Autoimmune and chronic infectious diseases are the most significant health problems in western civilisations and have an enormous impact on the wellbeing and economy of the UK. The proposed research although basic-research oriented will have several beneficiaries in both the understanding of basic immunoresponses and clinical applications for diagnosis and new therapeutics of autoimmune and/or chronic infectious diseases. The advance in knowledge on the control of T cell function will be of great value to the academic community, and the animal models, the new methodologies and approach proposed within the project will be a valuable assess to the wider discipline of basic and clinical immunological researches.
The overall question of understanding the fundamental mechanisms for balancing self-tolerance and anti-pathogenic immunoresponses has also great impact to the general public. T cells dictate immune system for self-tolerance and optimal anti-pathogenic responses. Alteration of T cell function, both under and over responses, can affect either the development of autoimmune diseases and impaired anti-infection. Therefore the insight mechanisms controlling T cell response to self-tissues or pathogens such as virus are fundaments for the development of treatments for autoimmune and chronic infectious diseases. This will help the pharmaceutical industry to direct resources toward the right target for the development of suitable treatments and clinician to use as markers for early diagnosis. Such advances will be of direct benefit to the general population both in terms of health, well-being, and indirectly on the socio-economic wealth.
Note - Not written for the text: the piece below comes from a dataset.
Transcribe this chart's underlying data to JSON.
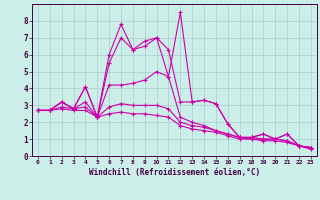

This particular study will also have direct impacts for the Pharmaceutical and Biotechnology industries. It is well known that immune modulators that are able to suppress or enhance T cell function are widely used in autoimmune and chronic infectious diseases. Despite their importance, the effects of these reagents are often difficult to monitor due to lack of markers indicating the function of responding T cells. Therefore the identification of molecules with potential as either druggable target or clinical markers is extremely important. Transcription factors do not directly involve in the function of T cells, but they direct the molecular programmes that execute the function of responding T cells for either effectively response or maintaining tolerance to antigens. Therefore, the molecules regulated by transcription factors under tolerant or anti-pathogen responses are potential drug targets. The targets of Egr2 and 3 in T cells will be selected to feed the Pharmaceutical companies for the development of immune modulators.
Finally, the dissemination of the findings to the general public will produce a more public awareness on the importance of the basic science investigations for the improvement of public health and the generation of wealth within the country and worldwide.